Poor Johnny Depp can never get it quite right when it comes to Hunter S. Thompson material. Fear and Loathing in Las Vegas was a critical flop (albeit a cult favorite) and Depp’s latest attempt to bring the work of the gonzo journalist to the big screen, The Rum Diary, isn’t much to look at either. The movie is a mess, and what’s ultimately supposed to be a 60’s version of The Hangover collapses under the weight of its own self-importance.
Depp plays Paul Kemp, a writer, but only in the movie sense of the word, meaning he spends a lot of time doing things other than writing. (But he’s read The Rime of the Ancient Mariner and hunts and pecks at a typewriter from time to time, so you know he’s legit.)
Kemp is a new hire at a fledgling newspaper in 1960s San Juan, Puerto Rico. He likes to drink—rum, naturally—and doesn’t especially like his work. The frazzled editor-in-chief (Richard Jenkins) assigns Kemp to fluff beats like bowling alleys and airports. A rich hotel developer, played by Aaron Eckhart with consummate ass-hattery, takes an inexplicable liking to Kemp and offers him an illegal deal writing copy to make the planned development of a remote island go down easier on the natives. Moral unease ensues.

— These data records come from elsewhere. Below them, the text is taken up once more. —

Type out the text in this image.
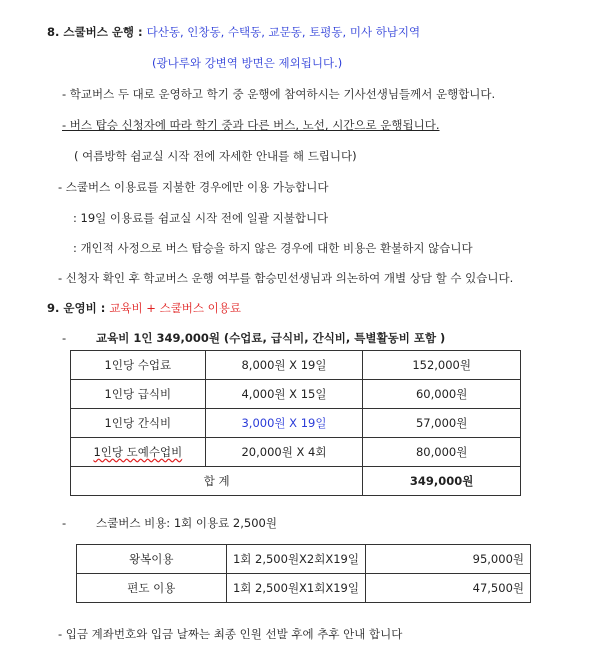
8. 스쿨버스 운행 : 다산동, 인창동, 수택동, 교문동, 토평동, 미사 하남지역
(광나루와 강변역 방면은 제외됩니다.)
- 학교버스 두 대로 운영하고 학기 중 운행에 참여하시는 기사선생님들께서 운행합니다.
- 버스 탑승 신청자에 따라 학기 중과 다른 버스, 노선, 시간으로 운행됩니다.
( 여름방학 쉼교실 시작 전에 자세한 안내를 해 드립니다)
- 스쿨버스 이용료를 지불한 경우에만 이용 가능합니다
: 19일 이용료를 쉼교실 시작 전에 일괄 지불합니다
: 개인적 사정으로 버스 탑승을 하지 않은 경우에 대한 비용은 환불하지 않습니다
- 신청자 확인 후 학교버스 운행 여부를 함승민선생님과 의논하여 개별 상담 할 수 있습니다.
9. 운영비 : 교육비 + 스쿨버스 이용료
-	교육비 1인 349,000원 (수업료, 급식비, 간식비, 특별활동비 포함 )
1인당 수업료	8,000원 X 19일	152,000원
1인당 급식비	4,000원 X 15일	60,000원
1인당 간식비	3,000원 X 19일	57,000원
1인당 도예수업비	20,000원 X 4회	80,000원
합 계		349,000원
-	스쿨버스 비용: 1회 이용료 2,500원
왕복이용	1회 2,500원X2회X19일	95,000원
편도 이용	1회 2,500원X1회X19일	47,500원
- 입금 계좌번호와 입금 날짜는 최종 인원 선발 후에 추후 안내 합니다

This film runs for two hours, but it feels a lot longer. There are numerous, lengthy hijinks that take place between Kemp and his paunchy staff photographer friend, Bob Salas (Michael Rispoli). Oh, and there’s a girl, blonde eye candy in the form of Amber Heard, most recently seen in the ill-fated TV series “The Playboy Club.” Heard is sorely underused here; this movie tends to like her silent, in the water with an arched back and parted red lips.

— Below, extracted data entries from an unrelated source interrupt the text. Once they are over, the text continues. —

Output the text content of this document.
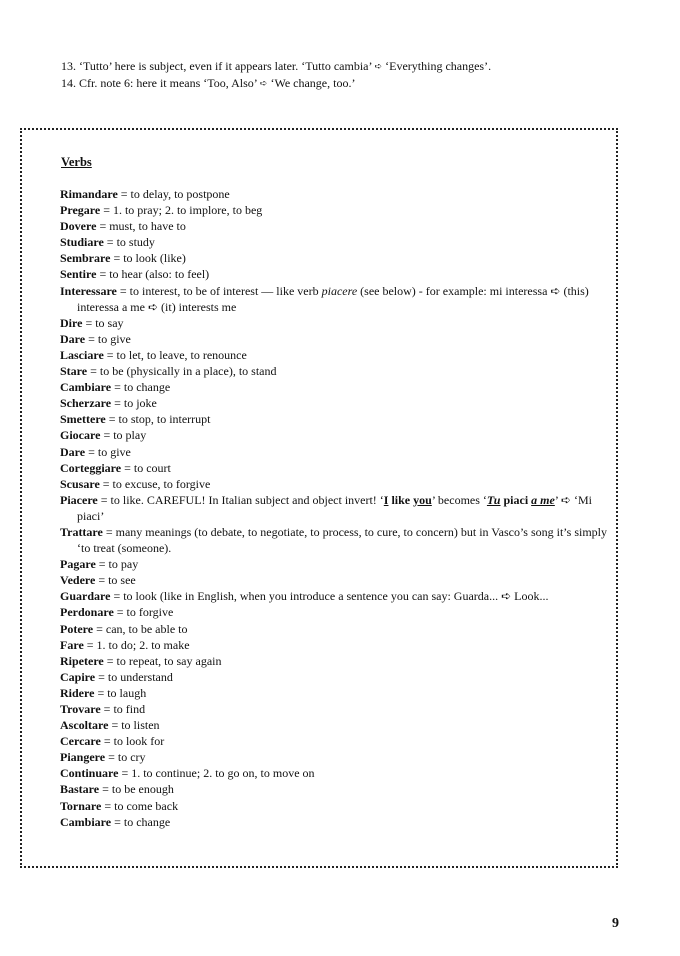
13. ‘Tutto’ here is subject, even if it appears later. ‘Tutto cambia’ ➪ ‘Everything changes’.
14. Cfr. note 6: here it means ‘Too, Also’ ➪ ‘We change, too.’
Verbs
Rimandare = to delay, to postpone
Pregare = 1. to pray; 2. to implore, to beg
Dovere = must, to have to
Studiare = to study
Sembrare = to look (like)
Sentire = to hear (also: to feel)
Interessare = to interest, to be of interest — like verb piacere (see below) - for example: mi interessa ➪ (this) interessa a me ➪ (it) interests me
Dire = to say
Dare = to give
Lasciare = to let, to leave, to renounce
Stare = to be (physically in a place), to stand
Cambiare = to change
Scherzare = to joke
Smettere = to stop, to interrupt
Giocare = to play
Dare = to give
Corteggiare = to court
Scusare = to excuse, to forgive
Piacere = to like. CAREFUL! In Italian subject and object invert! ‘I like you’ becomes ‘Tu piaci a me’ ➪ ‘Mi piaci’
Trattare = many meanings (to debate, to negotiate, to process, to cure, to concern) but in Vasco’s song it’s simply ‘to treat (someone).
Pagare = to pay
Vedere = to see
Guardare = to look (like in English, when you introduce a sentence you can say: Guarda... ➪ Look...
Perdonare = to forgive
Potere = can, to be able to
Fare = 1. to do; 2. to make
Ripetere = to repeat, to say again
Capire = to understand
Ridere = to laugh
Trovare = to find
Ascoltare = to listen
Cercare = to look for
Piangere = to cry
Continuare = 1. to continue; 2. to go on, to move on
Bastare = to be enough
Tornare = to come back
Cambiare = to change
9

The Rum Diary fails because it values style over substance, but acts as if it doesn’t. From the opening shot—a red airplane flying over a sparkling blue sea—to its ending—a boat floating in an ocean with a sunset backdrop—the film feels more like an homage to the panache of the 60’s than anything else. The newspaper room is studiously grimy, the grease stains on Bob Sala’s shirt too purposefully unkempt. Depp speaks in an affected 60’s accent throughout the film, his eyes often hidden by vintage sunglasses. Eckhart glowers dutifully in loose, white clothes. Everybody is tan. And yet, in between the cockfights, the experimental drugs, and the wild car chases, Kemp decides that Americans are too greedy. He sees a kid sitting in a garbage heap and gets a conscience. But that lone scene is not enough to redeem a movie devoted to the glories of drunken stupor. Director and screenwriter Bruce Robinson seems to realize this and injects some lofty voiceover, but it’s not particularly effective. “So many hotels, you can’t see the sea,” says Kemp at one point. (Get it? Hotels are bad.)
Worse, the film follows the tired tropes that dog all Americans-in-a-developing-country movies. Puerto Ricans are ethnic scenery. Sometimes they’re objects of pity, like the kid in the garbage heap. Or the object of lust; Kemp locks eyes with a pretty Latina during Carnivale. But most of the time, they’re comedic fodder. A prolonged restaurant scene, for instance, had the audience I watched the film with in stitches, but it was all at the gesticulating, wide-eyed Puerto Ricans’ expense.
What The Rum Diary wanted to be was a fun romp, the giddy tale of a good-looking, rum-drinking reporter on vacation. But it aims higher, and so it fails. You leave the theater with a headache and a vague sense of disappointment… kind of like a hangover.